Love bears all things, believes all things, hopes all things, endures all things. Love bears a messy house, a husband who's plans don't always fit my agenda, children who sometimes get it right and sometimes get it wrong. Love bears prosperity and famine, the good times and the bad times. Love takes them together, makes them bear-able. Love believes the best of others. It doesn't look for hidden motives, it doesn't bend circumstances to it's will, it believes that God is good, and that God has a good plan. Love hopes all things – it sees the good in plans that were not my own, it rejoices in a messy home because in Love- home is found, it holds onto hope when it seems that all hope is lost. And love endures all things, endures plans that are not my own, things that I do not enjoy, trials, suffering, and frustration. Love endures and brings me out on the other side.

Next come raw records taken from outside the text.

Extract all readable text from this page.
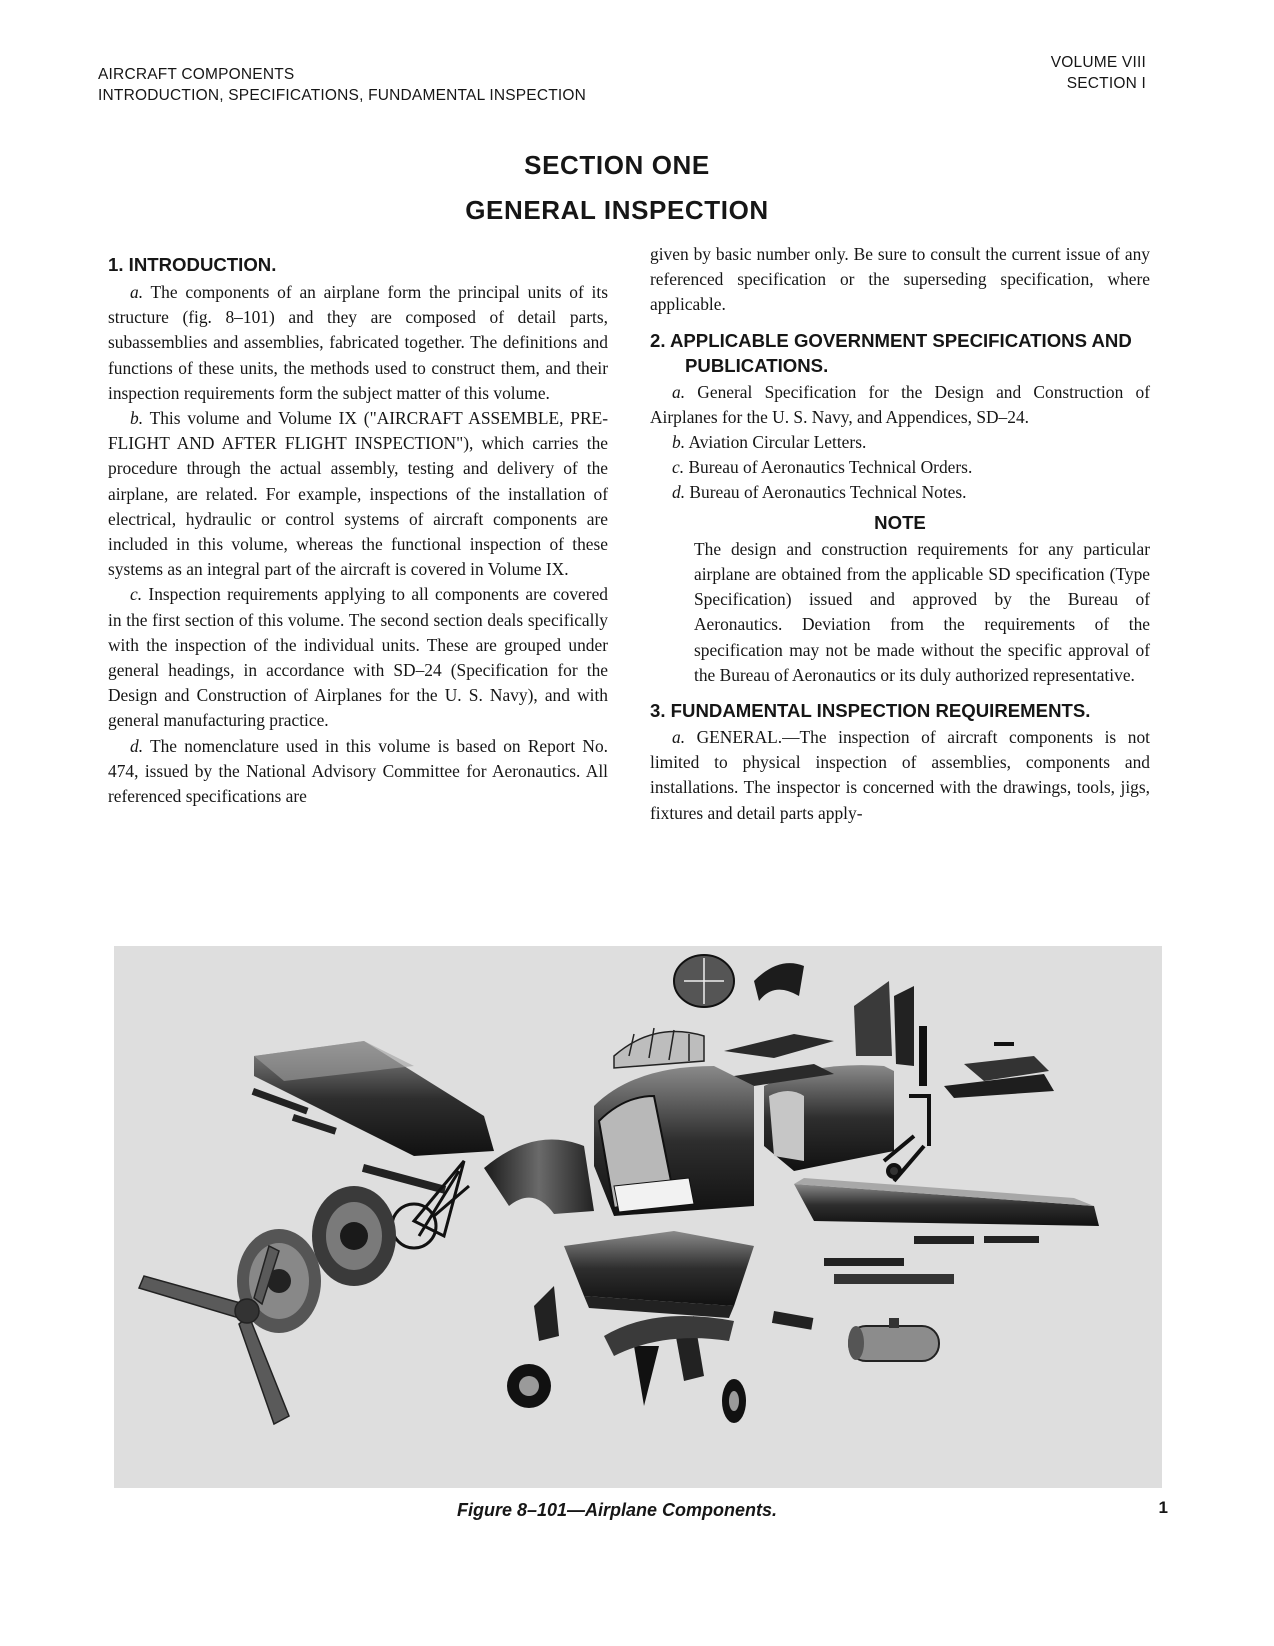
AIRCRAFT COMPONENTS
INTRODUCTION, SPECIFICATIONS, FUNDAMENTAL INSPECTION
VOLUME VIII
SECTION I
SECTION ONE
GENERAL INSPECTION
1. INTRODUCTION.

a. The components of an airplane form the principal units of its structure (fig. 8–101) and they are composed of detail parts, subassemblies and assemblies, fabricated together. The definitions and functions of these units, the methods used to construct them, and their inspection requirements form the subject matter of this volume.

b. This volume and Volume IX ("AIRCRAFT ASSEMBLE, PRE-FLIGHT AND AFTER FLIGHT INSPECTION"), which carries the procedure through the actual assembly, testing and delivery of the airplane, are related. For example, inspections of the installation of electrical, hydraulic or control systems of aircraft components are included in this volume, whereas the functional inspection of these systems as an integral part of the aircraft is covered in Volume IX.

c. Inspection requirements applying to all components are covered in the first section of this volume. The second section deals specifically with the inspection of the individual units. These are grouped under general headings, in accordance with SD–24 (Specification for the Design and Construction of Airplanes for the U. S. Navy), and with general manufacturing practice.

d. The nomenclature used in this volume is based on Report No. 474, issued by the National Advisory Committee for Aeronautics. All referenced specifications are

given by basic number only. Be sure to consult the current issue of any referenced specification or the superseding specification, where applicable.

2. APPLICABLE GOVERNMENT SPECIFICATIONS AND PUBLICATIONS.

a. General Specification for the Design and Construction of Airplanes for the U. S. Navy, and Appendices, SD–24.

b. Aviation Circular Letters.

c. Bureau of Aeronautics Technical Orders.

d. Bureau of Aeronautics Technical Notes.

NOTE

The design and construction requirements for any particular airplane are obtained from the applicable SD specification (Type Specification) issued and approved by the Bureau of Aeronautics. Deviation from the requirements of the specification may not be made without the specific approval of the Bureau of Aeronautics or its duly authorized representative.

3. FUNDAMENTAL INSPECTION REQUIREMENTS.

a. GENERAL.—The inspection of aircraft components is not limited to physical inspection of assemblies, components and installations. The inspector is concerned with the drawings, tools, jigs, fixtures and detail parts apply-

Figure 8–101—Airplane Components.	1
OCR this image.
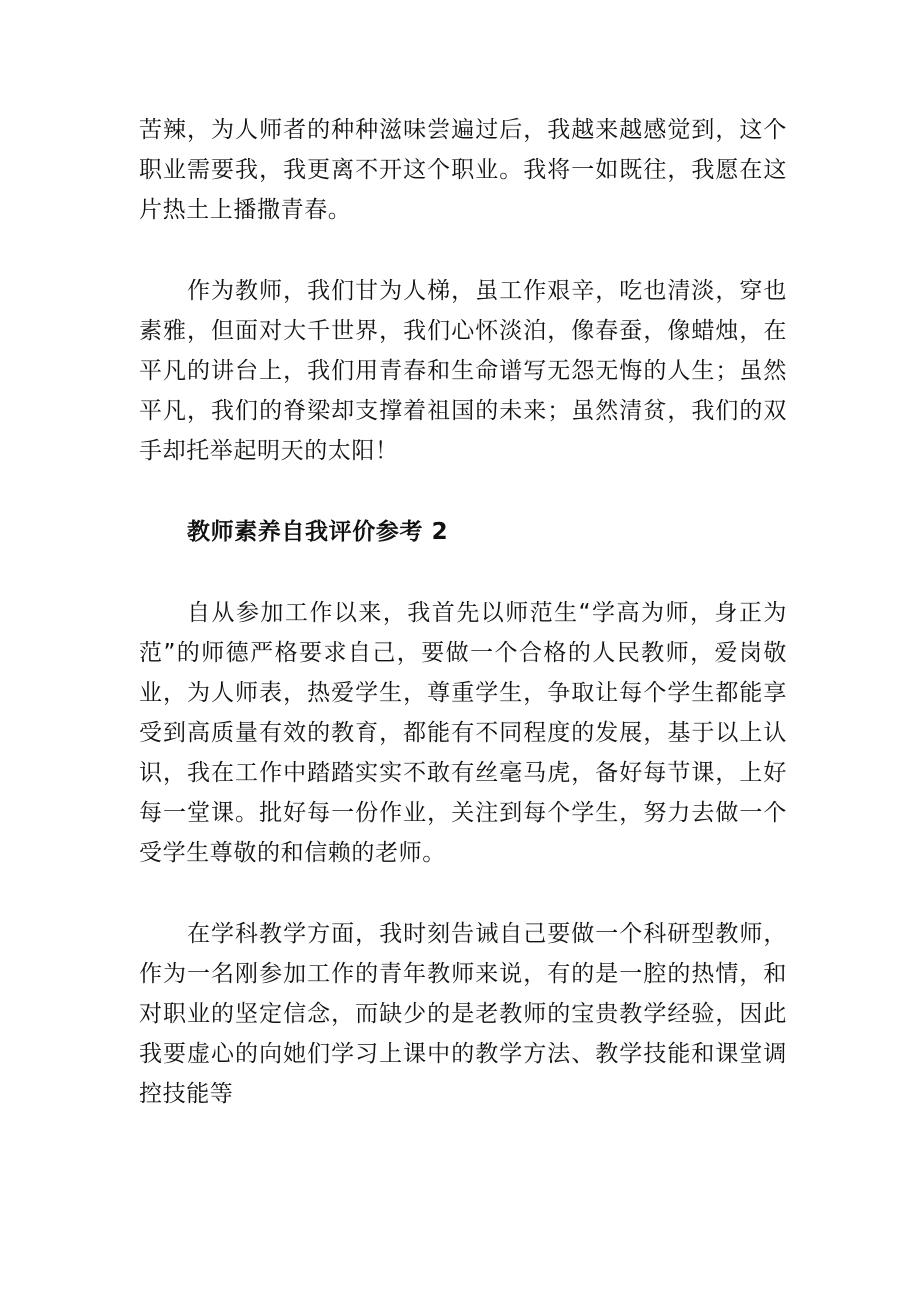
苦辣，为人师者的种种滋味尝遍过后，我越来越感觉到，这个职业需要我，我更离不开这个职业。我将一如既往，我愿在这片热土上播撒青春。

作为教师，我们甘为人梯，虽工作艰辛，吃也清淡，穿也素雅，但面对大千世界，我们心怀淡泊，像春蚕，像蜡烛，在平凡的讲台上，我们用青春和生命谱写无怨无悔的人生；虽然平凡，我们的脊梁却支撑着祖国的未来；虽然清贫，我们的双手却托举起明天的太阳！

教师素养自我评价参考 2

自从参加工作以来，我首先以师范生“学高为师，身正为范”的师德严格要求自己，要做一个合格的人民教师，爱岗敬业，为人师表，热爱学生，尊重学生，争取让每个学生都能享受到高质量有效的教育，都能有不同程度的发展，基于以上认识，我在工作中踏踏实实不敢有丝毫马虎，备好每节课，上好每一堂课。批好每一份作业，关注到每个学生，努力去做一个受学生尊敬的和信赖的老师。

在学科教学方面，我时刻告诫自己要做一个科研型教师，作为一名刚参加工作的青年教师来说，有的是一腔的热情，和对职业的坚定信念，而缺少的是老教师的宝贵教学经验，因此我要虚心的向她们学习上课中的教学方法、教学技能和课堂调控技能等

1 Corinthians 13:3 ...and if I give up all that I have and deliver him even my body to be burned. And I have not love I have nothing

Too often, in the course of my daily routines, in the course of ministry, in the course of child rearing, in the course of marriage – I become focused on the sacrifices I'm making for those around me. But even if I sacrifice everything I have, if  I do so without love, if I do so with my "quality control "attitude, I have gained nothing for all of my work.

And more than likely my words, my corrections, my "quality control" has fallen on ears made deaf by my own actions.

I will never forget my conversation with my dear friend. It was the beginning of understanding a way of living that was foreign to me but was filled with joy. When I remove the glasses of quality control, when I let go and let God, I learn how to truly love.